A force may have a direct impact on the bone or may produce a fracture indirectly. We discuss these one by one.
Directly Applied Forces
- Tapping Fracture: It is an application of a small force to a localized area of bone. it generally produces a transverse fracture. In such cases most of the energy is absorbed by the bone and damage to soft tissue damage is minimal.
- Crush Injury: When a large force is applied to a larger area of bone, it will cause comminution or a transverse fracture, with extensive soft tissue damage.
- Penetrating Injury: A large force- as via a gunshot wound- will cause extensive comminution and soft tissue damage in high-velocity impacts and moderate damage in low-velocity impacts.
Indirectly Applied Forces
Indirect force is one which is away from the fracture site.

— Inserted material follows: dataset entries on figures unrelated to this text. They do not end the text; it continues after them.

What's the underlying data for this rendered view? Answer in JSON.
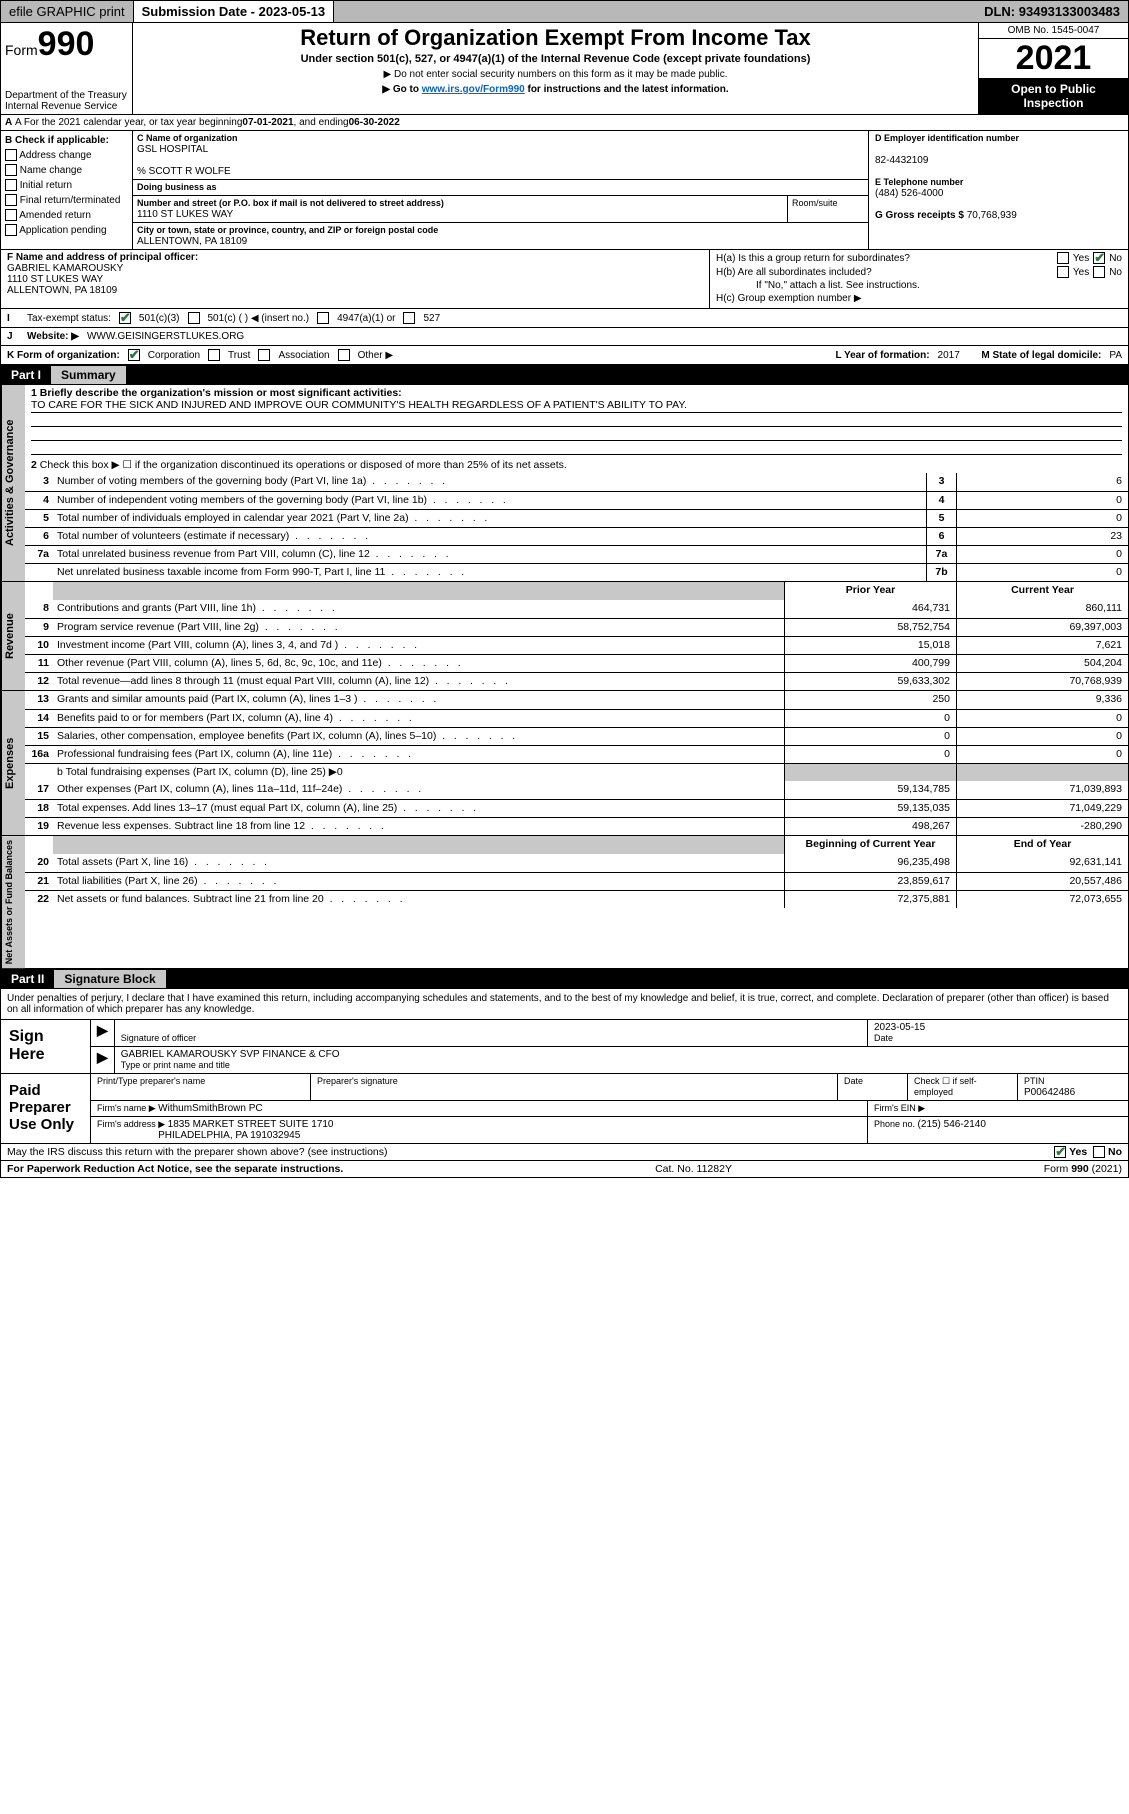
{
  "topbar": {
    "efile_label": "efile GRAPHIC print",
    "subdate_label": "Submission Date - ",
    "subdate": "2023-05-13",
    "dln_label": "DLN: ",
    "dln": "93493133003483"
  },
  "header": {
    "form_label": "Form",
    "form_no": "990",
    "dept": "Department of the Treasury\nInternal Revenue Service",
    "title": "Return of Organization Exempt From Income Tax",
    "sub": "Under section 501(c), 527, or 4947(a)(1) of the Internal Revenue Code (except private foundations)",
    "note1": "▶ Do not enter social security numbers on this form as it may be made public.",
    "note2_pre": "▶ Go to ",
    "note2_link": "www.irs.gov/Form990",
    "note2_post": " for instructions and the latest information.",
    "omb": "OMB No. 1545-0047",
    "year": "2021",
    "open": "Open to Public Inspection"
  },
  "rowA": {
    "text_pre": "A For the 2021 calendar year, or tax year beginning ",
    "begin": "07-01-2021",
    "mid": " , and ending ",
    "end": "06-30-2022"
  },
  "B": {
    "label": "B Check if applicable:",
    "opts": [
      "Address change",
      "Name change",
      "Initial return",
      "Final return/terminated",
      "Amended return",
      "Application pending"
    ]
  },
  "C": {
    "name_lbl": "C Name of organization",
    "name": "GSL HOSPITAL",
    "care_lbl": "% SCOTT R WOLFE",
    "dba_lbl": "Doing business as",
    "addr_lbl": "Number and street (or P.O. box if mail is not delivered to street address)",
    "addr": "1110 ST LUKES WAY",
    "room_lbl": "Room/suite",
    "city_lbl": "City or town, state or province, country, and ZIP or foreign postal code",
    "city": "ALLENTOWN, PA  18109"
  },
  "D": {
    "lbl": "D Employer identification number",
    "val": "82-4432109"
  },
  "E": {
    "lbl": "E Telephone number",
    "val": "(484) 526-4000"
  },
  "G": {
    "lbl": "G Gross receipts $ ",
    "val": "70,768,939"
  },
  "F": {
    "lbl": "F  Name and address of principal officer:",
    "name": "GABRIEL KAMAROUSKY",
    "addr1": "1110 ST LUKES WAY",
    "addr2": "ALLENTOWN, PA  18109"
  },
  "H": {
    "a": "H(a)  Is this a group return for subordinates?",
    "b": "H(b)  Are all subordinates included?",
    "bnote": "If \"No,\" attach a list. See instructions.",
    "c": "H(c)  Group exemption number ▶",
    "yes": "Yes",
    "no": "No"
  },
  "I": {
    "lbl": "Tax-exempt status:",
    "o1": "501(c)(3)",
    "o2": "501(c) (   ) ◀ (insert no.)",
    "o3": "4947(a)(1) or",
    "o4": "527"
  },
  "J": {
    "lbl": "Website: ▶",
    "val": "WWW.GEISINGERSTLUKES.ORG"
  },
  "K": {
    "lbl": "K Form of organization:",
    "o1": "Corporation",
    "o2": "Trust",
    "o3": "Association",
    "o4": "Other ▶"
  },
  "L": {
    "lbl": "L Year of formation: ",
    "val": "2017"
  },
  "M": {
    "lbl": "M State of legal domicile: ",
    "val": "PA"
  },
  "partI": {
    "num": "Part I",
    "title": "Summary"
  },
  "mission": {
    "l1lbl": "1   Briefly describe the organization's mission or most significant activities:",
    "l1": "TO CARE FOR THE SICK AND INJURED AND IMPROVE OUR COMMUNITY'S HEALTH REGARDLESS OF A PATIENT'S ABILITY TO PAY."
  },
  "gov": {
    "tab": "Activities & Governance",
    "l2": "Check this box ▶ ☐  if the organization discontinued its operations or disposed of more than 25% of its net assets.",
    "rows": [
      {
        "n": "3",
        "t": "Number of voting members of the governing body (Part VI, line 1a)",
        "b": "3",
        "v": "6"
      },
      {
        "n": "4",
        "t": "Number of independent voting members of the governing body (Part VI, line 1b)",
        "b": "4",
        "v": "0"
      },
      {
        "n": "5",
        "t": "Total number of individuals employed in calendar year 2021 (Part V, line 2a)",
        "b": "5",
        "v": "0"
      },
      {
        "n": "6",
        "t": "Total number of volunteers (estimate if necessary)",
        "b": "6",
        "v": "23"
      },
      {
        "n": "7a",
        "t": "Total unrelated business revenue from Part VIII, column (C), line 12",
        "b": "7a",
        "v": "0"
      },
      {
        "n": "",
        "t": "Net unrelated business taxable income from Form 990-T, Part I, line 11",
        "b": "7b",
        "v": "0"
      }
    ]
  },
  "rev": {
    "tab": "Revenue",
    "hdr_prior": "Prior Year",
    "hdr_curr": "Current Year",
    "rows": [
      {
        "n": "8",
        "t": "Contributions and grants (Part VIII, line 1h)",
        "p": "464,731",
        "c": "860,111"
      },
      {
        "n": "9",
        "t": "Program service revenue (Part VIII, line 2g)",
        "p": "58,752,754",
        "c": "69,397,003"
      },
      {
        "n": "10",
        "t": "Investment income (Part VIII, column (A), lines 3, 4, and 7d )",
        "p": "15,018",
        "c": "7,621"
      },
      {
        "n": "11",
        "t": "Other revenue (Part VIII, column (A), lines 5, 6d, 8c, 9c, 10c, and 11e)",
        "p": "400,799",
        "c": "504,204"
      },
      {
        "n": "12",
        "t": "Total revenue—add lines 8 through 11 (must equal Part VIII, column (A), line 12)",
        "p": "59,633,302",
        "c": "70,768,939"
      }
    ]
  },
  "exp": {
    "tab": "Expenses",
    "rows": [
      {
        "n": "13",
        "t": "Grants and similar amounts paid (Part IX, column (A), lines 1–3 )",
        "p": "250",
        "c": "9,336"
      },
      {
        "n": "14",
        "t": "Benefits paid to or for members (Part IX, column (A), line 4)",
        "p": "0",
        "c": "0"
      },
      {
        "n": "15",
        "t": "Salaries, other compensation, employee benefits (Part IX, column (A), lines 5–10)",
        "p": "0",
        "c": "0"
      },
      {
        "n": "16a",
        "t": "Professional fundraising fees (Part IX, column (A), line 11e)",
        "p": "0",
        "c": "0"
      }
    ],
    "l16b": "b   Total fundraising expenses (Part IX, column (D), line 25) ▶0",
    "rows2": [
      {
        "n": "17",
        "t": "Other expenses (Part IX, column (A), lines 11a–11d, 11f–24e)",
        "p": "59,134,785",
        "c": "71,039,893"
      },
      {
        "n": "18",
        "t": "Total expenses. Add lines 13–17 (must equal Part IX, column (A), line 25)",
        "p": "59,135,035",
        "c": "71,049,229"
      },
      {
        "n": "19",
        "t": "Revenue less expenses. Subtract line 18 from line 12",
        "p": "498,267",
        "c": "-280,290"
      }
    ]
  },
  "net": {
    "tab": "Net Assets or Fund Balances",
    "hdr_begin": "Beginning of Current Year",
    "hdr_end": "End of Year",
    "rows": [
      {
        "n": "20",
        "t": "Total assets (Part X, line 16)",
        "p": "96,235,498",
        "c": "92,631,141"
      },
      {
        "n": "21",
        "t": "Total liabilities (Part X, line 26)",
        "p": "23,859,617",
        "c": "20,557,486"
      },
      {
        "n": "22",
        "t": "Net assets or fund balances. Subtract line 21 from line 20",
        "p": "72,375,881",
        "c": "72,073,655"
      }
    ]
  },
  "partII": {
    "num": "Part II",
    "title": "Signature Block"
  },
  "sig": {
    "decl": "Under penalties of perjury, I declare that I have examined this return, including accompanying schedules and statements, and to the best of my knowledge and belief, it is true, correct, and complete. Declaration of preparer (other than officer) is based on all information of which preparer has any knowledge.",
    "sign_here": "Sign Here",
    "sigoff_lbl": "Signature of officer",
    "date_lbl": "Date",
    "date": "2023-05-15",
    "name": "GABRIEL KAMAROUSKY  SVP FINANCE & CFO",
    "name_lbl": "Type or print name and title",
    "paid": "Paid Preparer Use Only",
    "p_name_lbl": "Print/Type preparer's name",
    "p_sig_lbl": "Preparer's signature",
    "p_date_lbl": "Date",
    "p_check": "Check ☐ if self-employed",
    "ptin_lbl": "PTIN",
    "ptin": "P00642486",
    "firm_lbl": "Firm's name    ▶ ",
    "firm": "WithumSmithBrown PC",
    "ein_lbl": "Firm's EIN ▶",
    "faddr_lbl": "Firm's address ▶ ",
    "faddr": "1835 MARKET STREET SUITE 1710",
    "faddr2": "PHILADELPHIA, PA  191032945",
    "phone_lbl": "Phone no. ",
    "phone": "(215) 546-2140"
  },
  "foot": {
    "q": "May the IRS discuss this return with the preparer shown above? (see instructions)",
    "yes": "Yes",
    "no": "No",
    "pra": "For Paperwork Reduction Act Notice, see the separate instructions.",
    "cat": "Cat. No. 11282Y",
    "form": "Form 990 (2021)"
  },
  "colors": {
    "grey": "#c8c8c8",
    "topgrey": "#b8b8b8",
    "link": "#0066cc",
    "check": "#2a7a3a"
  }
}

This kind of force produces fracture by indirect mechanism.
- Traction or tension fracture: A muscle that forcibly contracts and pulls away a piece of bone attached to its musculotendinous unit (i.e., avulsion fracture) will produce a transverse fracture.
- Angulation Fracture: A force causing bending of the bone such that one side is under compression and the other under tension will cause a transverse fracture. The side under tension fractures first.
- Rotational Fracture: A combination of horizontal and vertical stresses will cause fracture lines at 45 degrees to the long axis of the bone.
- Compression Fracture: Excessive axial loads will cause either impaction fractures of cancellous bone or longitudinal fracture of cortical bone.